As a prize for winning, Brad is sentenced to Dentonvale, a mental hospital programme shown on the station. The hospital is run by Cosmo and Nation McKinley, brother and sister with an incestuous relationship.
It’s up to Janet, Judge Oliver Wright (Charles Gray) and Betty Hapschatt (Ruby Wax) to rescue him.
Generally speaking, true fans of Rocky Horror don’t tend to warm to this. Others think it’s better. I’m in the former.
There’s nothing wrong with the film, per se. The music is okay. A few catchy tunes but nothing that really sticks in your head. The rock ‘n’ roll driven songs of the original are, here, replaced with more pop-py type songs.
The lyrics occasionally come off as childish and something an amateur would write. I can’t help but feel a bit embarrassed at a few of them.
Appealing to a larger audience, the sex and risque that was so prevalent in O’Brien’s classic is largely substituted for harmless little ditties.
It’s only, now, after thirty plus years, is Shock Treatment getting some recognition. It, certainly, deserves more than the initial box office receipts gave it.
The biggest problem of the film is that it will never be out of the shadow of its bigger. and better, older sibling.
From day one the film was promoted as a sequel to The Rocky Horror Picture Show. Fans of that film went in expecting a continuation, and didn’t get it. It’s a hard act to follow.
Taking a serious change of direction both musically and visually, the movie was never going to please everyone. It was definitely ahead of it’s time. It predicted the onslaught of reality TV. Note worthy cinema such as Peter Weir’s The Truman Show were preceded by this.
In Shock Treatment‘s defence, it never tries to be Rocky Horror or ever said it was. It’s the fans and the studio who make the comparisons. It doesn’t even try to be an add on. Like O’Brien says, “it’s not a sequel, but an equal”.
It’s not a bad film, but it’s not a great one, either. Bits work, others don’t. The good does outweigh the bad. It is enjoyable.
A lot of fun for fans of the precursor is spotting all the homages, such as Frank’s throne (here painted red), Frank’s cape and all other easter eggs and in jokes.
Also of note is how many 80’s celebrities pop up in this. Some had already made their name, others just starting. A pre Young Ones Rik Mayall appears as Rest Home Ricky and Ruby Wax as Betty Hapschatt, before she made a real name for herself in Girls On Top.
And, Dame Edna Everage as her alter ego, Barry Humphries, playing blind game show host, Bert Schnick.
Not having the infamy of the 1975 cult, it rarely gets shown on television, if ever at all. A brief issue on VHS, the tape wasn’t a best seller or made any dents.

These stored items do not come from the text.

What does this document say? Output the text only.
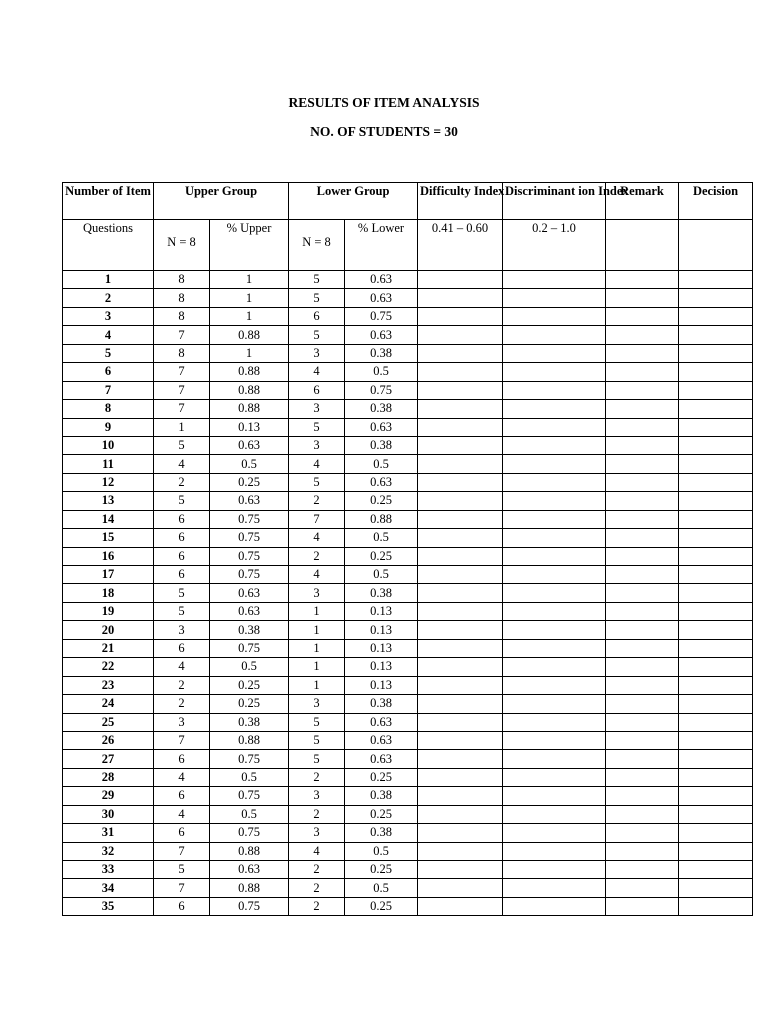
RESULTS OF ITEM ANALYSIS
NO. OF STUDENTS = 30
Number of Item	Upper Group		Lower Group		Difficulty Index	Discriminant ion Index	Remark	Decision
Questions	N = 8	% Upper	N = 8	% Lower	0.41 – 0.60	0.2 – 1.0		
1	8	1	5	0.63				
2	8	1	5	0.63				
3	8	1	6	0.75				
4	7	0.88	5	0.63				
5	8	1	3	0.38				
6	7	0.88	4	0.5				
7	7	0.88	6	0.75				
8	7	0.88	3	0.38				
9	1	0.13	5	0.63				
10	5	0.63	3	0.38				
11	4	0.5	4	0.5				
12	2	0.25	5	0.63				
13	5	0.63	2	0.25				
14	6	0.75	7	0.88				
15	6	0.75	4	0.5				
16	6	0.75	2	0.25				
17	6	0.75	4	0.5				
18	5	0.63	3	0.38				
19	5	0.63	1	0.13				
20	3	0.38	1	0.13				
21	6	0.75	1	0.13				
22	4	0.5	1	0.13				
23	2	0.25	1	0.13				
24	2	0.25	3	0.38				
25	3	0.38	5	0.63				
26	7	0.88	5	0.63				
27	6	0.75	5	0.63				
28	4	0.5	2	0.25				
29	6	0.75	3	0.38				
30	4	0.5	2	0.25				
31	6	0.75	3	0.38				
32	7	0.88	4	0.5				
33	5	0.63	2	0.25				
34	7	0.88	2	0.5				
35	6	0.75	2	0.25				
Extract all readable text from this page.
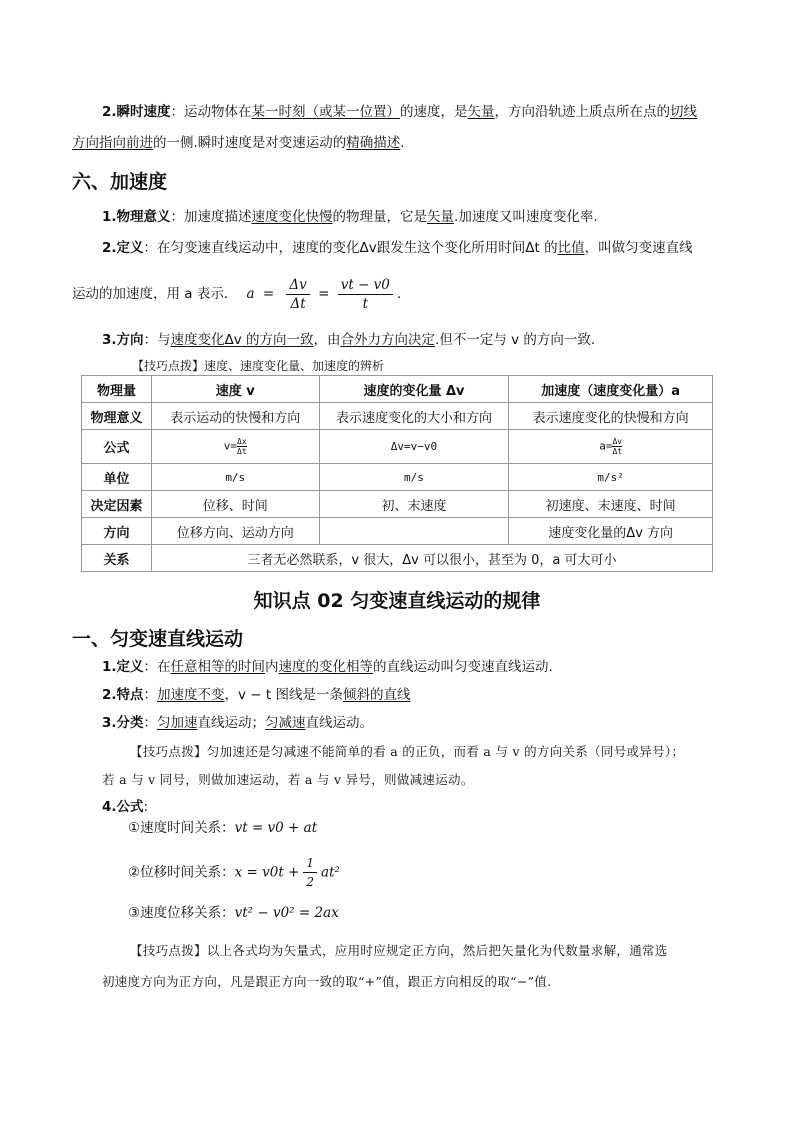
2.瞬时速度：运动物体在某一时刻（或某一位置）的速度，是矢量，方向沿轨迹上质点所在点的切线
方向指向前进的一侧.瞬时速度是对变速运动的精确描述.
六、加速度
1.物理意义：加速度描述速度变化快慢的物理量，它是矢量.加速度又叫速度变化率.
2.定义：在匀变速直线运动中，速度的变化Δv跟发生这个变化所用时间Δt 的比值，叫做匀变速直线
运动的加速度，用 a 表示. $a = \frac{\Delta v}{\Delta t} = \frac{vt - v0}{t}$ .
3.方向：与速度变化Δv 的方向一致，由合外力方向决定.但不一定与 v 的方向一致.
【技巧点拨】速度、速度变化量、加速度的辨析
物理量	速度 v	速度的变化量 Δv	加速度（速度变化量）a
物理意义	表示运动的快慢和方向	表示速度变化的大小和方向	表示速度变化的快慢和方向
公式	$v= \frac{\Delta x}{\Delta t}$	Δv=v−v0	$a= \frac{\Delta v}{\Delta t}$
单位	m/s	m/s	m/s²
决定因素	位移、时间	初、末速度	初速度、末速度、时间
方向	位移方向、运动方向		速度变化量的Δv 方向
关系	三者无必然联系，v 很大，Δv 可以很小，甚至为 0，a 可大可小		
知识点 02 匀变速直线运动的规律
一、匀变速直线运动
1.定义：在任意相等的时间内速度的变化相等的直线运动叫匀变速直线运动.
2.特点：加速度不变，v − t 图线是一条倾斜的直线
3.分类：匀加速直线运动；匀减速直线运动。
【技巧点拨】匀加速还是匀减速不能简单的看 a 的正负，而看 a 与 v 的方向关系（同号或异号）；
若 a 与 v 同号，则做加速运动，若 a 与 v 异号，则做减速运动。
4.公式:
①速度时间关系：vt = v0 + at
②位移时间关系：$x = v0t + \frac{1}{2} at^2$
③速度位移关系：vt² − v0² = 2ax
【技巧点拨】以上各式均为矢量式，应用时应规定正方向，然后把矢量化为代数量求解，通常选
初速度方向为正方向，凡是跟正方向一致的取“+”值，跟正方向相反的取“−”值.
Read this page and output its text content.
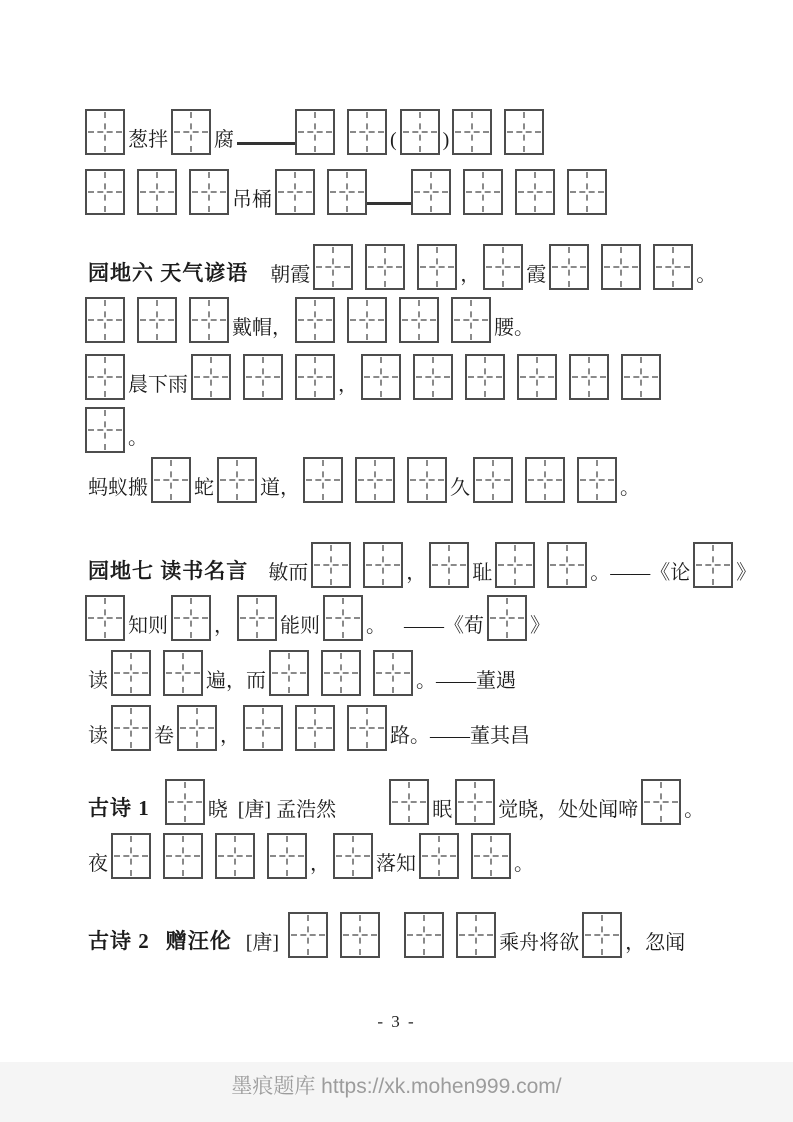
葱拌 腐	( )
吊桶
园地六 天气谚语 朝霞	， 霞	。
戴帽，	腰。
晨下雨	，
。
蚂蚁搬 蛇 道，	久	。
园地七 读书名言 敏而	， 耻	。——《论 》
知则 ， 能则 。 ——《荀 》
读	遍，而	。——董遇
读 卷 ，	路。——董其昌
古诗 1	晓 [唐] 孟浩然	眠 觉晓，处处闻啼 。
夜	， 落知	。
古诗 2 赠汪伦 [唐]	乘舟将欲 ，忽闻
- 3 -
墨痕题库 https://xk.mohen999.com/
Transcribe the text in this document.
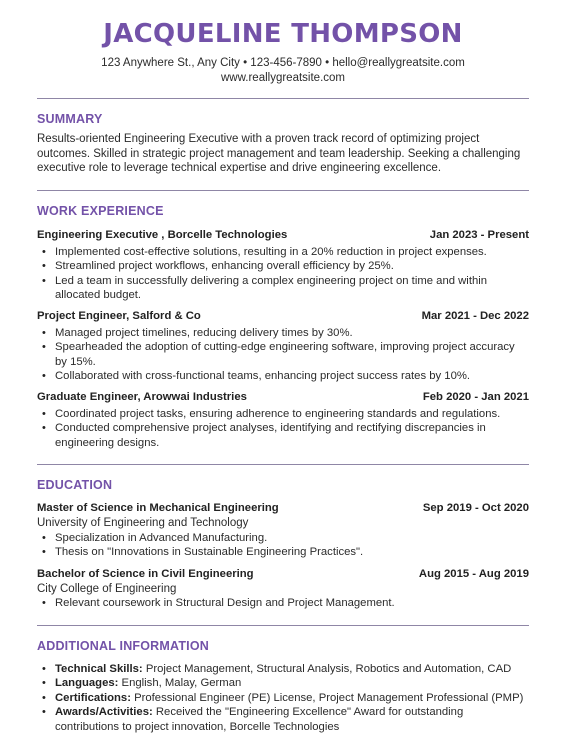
JACQUELINE THOMPSON
123 Anywhere St., Any City • 123-456-7890 • hello@reallygreatsite.com
www.reallygreatsite.com
SUMMARY
Results-oriented Engineering Executive with a proven track record of optimizing project outcomes. Skilled in strategic project management and team leadership. Seeking a challenging executive role to leverage technical expertise and drive engineering excellence.
WORK EXPERIENCE
Engineering Executive , Borcelle Technologies	Jan 2023 - Present
• Implemented cost-effective solutions, resulting in a 20% reduction in project expenses.
• Streamlined project workflows, enhancing overall efficiency by 25%.
• Led a team in successfully delivering a complex engineering project on time and within allocated budget.
Project Engineer, Salford & Co	Mar 2021 - Dec 2022
• Managed project timelines, reducing delivery times by 30%.
• Spearheaded the adoption of cutting-edge engineering software, improving project accuracy by 15%.
• Collaborated with cross-functional teams, enhancing project success rates by 10%.
Graduate Engineer, Arowwai Industries	Feb 2020 - Jan 2021
• Coordinated project tasks, ensuring adherence to engineering standards and regulations.
• Conducted comprehensive project analyses, identifying and rectifying discrepancies in engineering designs.
EDUCATION
Master of Science in Mechanical Engineering	Sep 2019 - Oct 2020
University of Engineering and Technology
• Specialization in Advanced Manufacturing.
• Thesis on "Innovations in Sustainable Engineering Practices".
Bachelor of Science in Civil Engineering	Aug 2015 - Aug 2019
City College of Engineering
• Relevant coursework in Structural Design and Project Management.
ADDITIONAL INFORMATION
• Technical Skills: Project Management, Structural Analysis, Robotics and Automation, CAD
• Languages: English, Malay, German
• Certifications: Professional Engineer (PE) License, Project Management Professional (PMP)
• Awards/Activities: Received the "Engineering Excellence" Award for outstanding contributions to project innovation, Borcelle Technologies
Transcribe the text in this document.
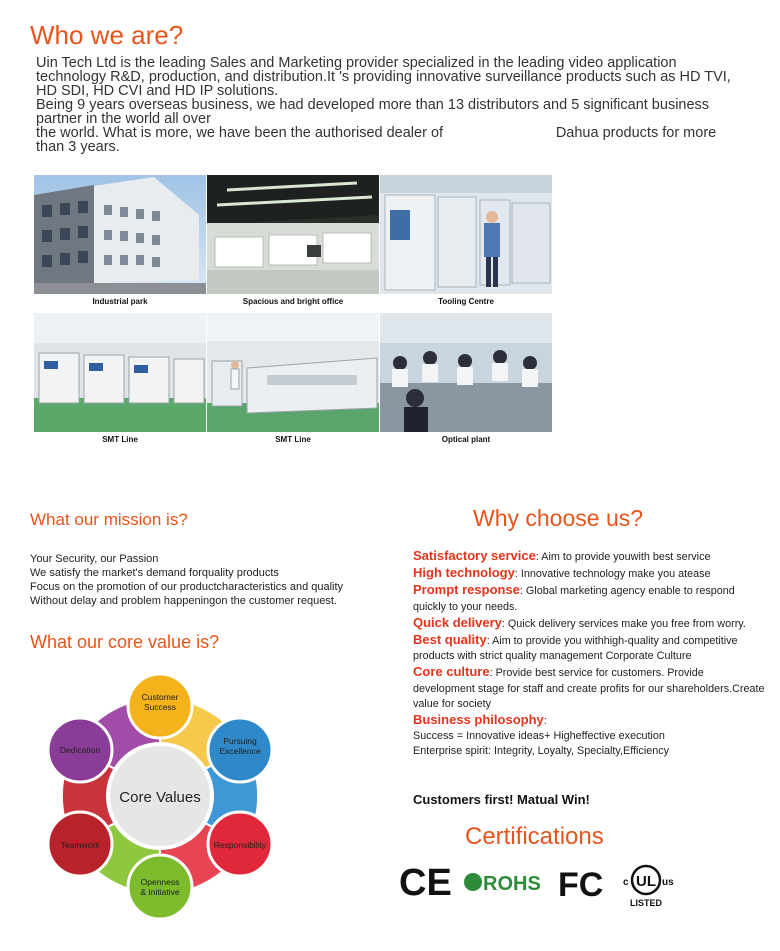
Who we are?

Uin Tech Ltd is the leading Sales and Marketing provider specialized in the leading video application technology R&D, production, and distribution.It 's providing innovative surveillance products such as HD TVI, HD SDI, HD CVI and HD IP solutions.

Being 9 years overseas business, we had developed more than 13 distributors and 5 significant business partner in the world all over

the world. What is more, we have been the authorised dealer of                            Dahua products for more than 3 years.

Industrial park	Spacious and bright office	Tooling Centre
SMT Line	SMT Line	Optical plant
What our mission is?
Your Security, our Passion
We satisfy the market's demand forquality products
Focus on the promotion of our productcharacteristics and quality
Without delay and problem happeningon the customer request.
What our core value is?
Core Values
Customer Success
Pursuing Excellence
Responsibility
Openness & Initiative
Teamwork
Dedication
Why choose us?
Satisfactory service: Aim to provide youwith best service
High technology: Innovative technology make you atease
Prompt response: Global marketing agency enable to respond quickly to your needs.
Quick delivery: Quick delivery services make you free from worry.
Best quality: Aim to provide you withhigh-quality and competitive products with strict quality management Corporate Culture
Core culture: Provide best service for customers. Provide development stage for staff and create profits for our shareholders.Create value for society
Business philosophy:
Success = Innovative ideas+ Higheffective execution
Enterprise spirit: Integrity, Loyalty, Specialty,Efficiency
Customers first! Matual Win!
Certifications
CE ROHS FC c UL us
LISTED
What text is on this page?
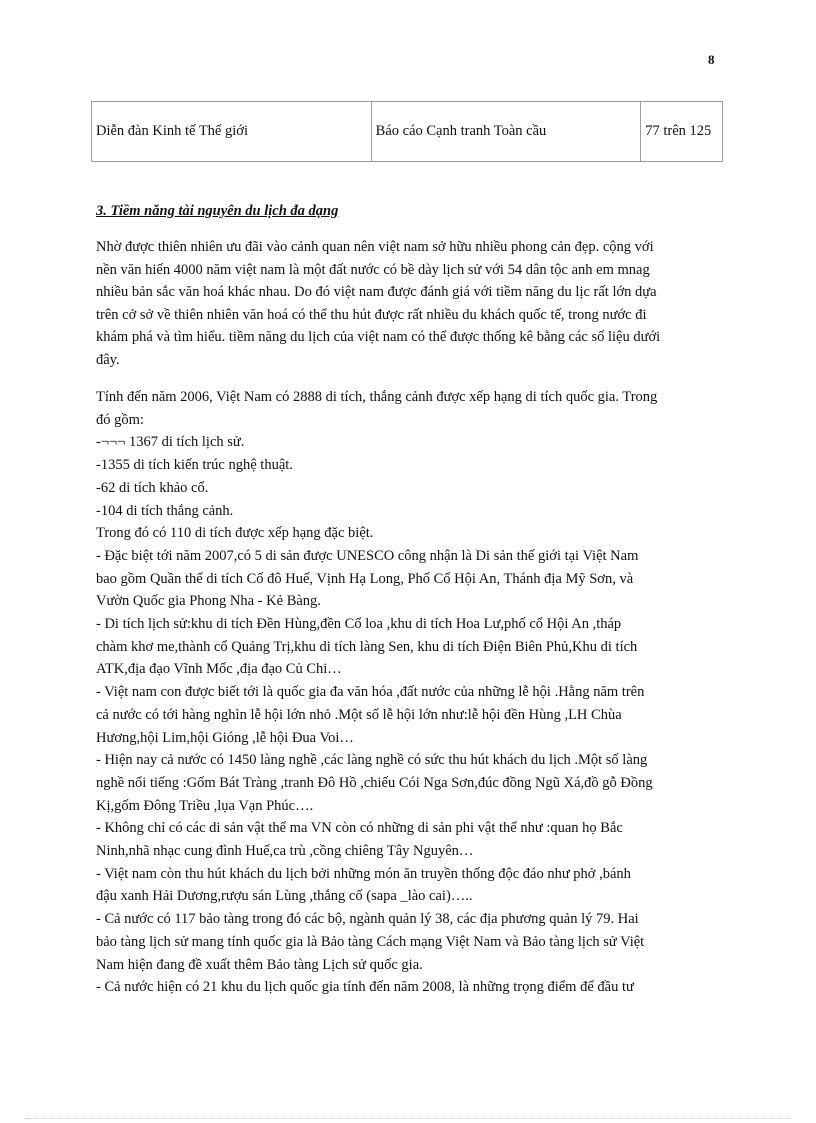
8
Diễn đàn Kinh tế Thế giới	Báo cáo Cạnh tranh Toàn cầu	77 trên 125
3. Tiềm năng tài nguyên du lịch đa dạng
Nhờ được thiên nhiên ưu đãi vào cảnh quan nên việt nam sở hữu nhiều phong cản đẹp. cộng với
nền văn hiến 4000 năm việt nam là một đất nước có bề dày lịch sử với 54 dân tộc anh em mnag
nhiều bản sắc văn hoá khác nhau. Do đó việt nam được đánh giá với tiềm năng du lịc rất lớn dựa
trên cở sở về thiên nhiên văn hoá có thể thu hút được rất nhiều du khách quốc tế, trong nước đi
khám phá và tìm hiểu. tiềm năng du lịch của việt nam có thể được thống kê bằng các số liệu dưới
đây.
Tính đến năm 2006, Việt Nam có 2888 di tích, thắng cảnh được xếp hạng di tích quốc gia. Trong
đó gồm:
-¬¬¬ 1367 di tích lịch sử.
-1355 di tích kiến trúc nghệ thuật.
-62 di tích khảo cổ.
-104 di tích thắng cảnh.
Trong đó có 110 di tích được xếp hạng đặc biệt.
- Đặc biệt tới năm 2007,có 5 di sản được UNESCO công nhận là Di sản thế giới tại Việt Nam
bao gồm Quần thể di tích Cố đô Huế, Vịnh Hạ Long, Phố Cổ Hội An, Thánh địa Mỹ Sơn, và
Vườn Quốc gia Phong Nha - Kẻ Bàng.
- Di tích lịch sử:khu di tích Đền Hùng,đền Cổ loa ,khu di tích Hoa Lư,phố cổ Hội An ,tháp
chàm khơ me,thành cổ Quảng Trị,khu di tích làng Sen, khu di tích Điện Biên Phủ,Khu di tích
ATK,địa đạo Vĩnh Mốc ,địa đạo Củ Chi…
- Việt nam con được biết tới là quốc gia đa văn hóa ,đất nước của những lễ hội .Hằng năm trên
cả nước có tới hàng nghìn lễ hội lớn nhỏ .Một số lễ hội lớn như:lễ hội đền Hùng ,LH Chùa
Hương,hội Lim,hội Gióng ,lễ hội Đua Voi…
- Hiện nay cả nước có 1450 làng nghề ,các làng nghề có sức thu hút khách du lịch .Một số làng
nghề nổi tiếng :Gốm Bát Tràng ,tranh Đô Hồ ,chiếu Cói Nga Sơn,đúc đồng Ngũ Xá,đồ gỗ Đồng
Kị,gốm Đông Triều ,lụa Vạn Phúc….
- Không chỉ có các di sản vật thể ma VN còn có những di sản phi vật thể như :quan họ Bắc
Ninh,nhã nhạc cung đình Huế,ca trù ,cồng chiêng Tây Nguyên…
- Việt nam còn thu hút khách du lịch bởi những món ăn truyền thống độc đáo như phở ,bánh
đậu xanh Hải Dương,rượu sán Lùng ,thắng cố (sapa _lào cai)…..
- Cả nước có 117 bảo tàng trong đó các bộ, ngành quản lý 38, các địa phương quản lý 79. Hai
bảo tàng lịch sử mang tính quốc gia là Bảo tàng Cách mạng Việt Nam và Bảo tàng lịch sử Việt
Nam hiện đang đề xuất thêm Bảo tàng Lịch sử quốc gia.
- Cả nước hiện có 21 khu du lịch quốc gia tính đến năm 2008, là những trọng điểm để đầu tư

Wallowing in relative obscurity, the internet and fans gave it a second life. A resurgence in an interest of the film, forced Twentieth Century Fox to sit up and lisen into pressing the film on DVD, alas only as a barebones release aside from the obligatory trailer. The US DVD is an extras packed wonderment of features, such as commentary by Shock Treatment fan presidents, Mad Man Mike and Bill Brennan.
As a curio, it piques your interest. As long you don’t expect to be bowled over by it, you can lose yourself for 90 mins.
But, after that, it’s quite forgettable.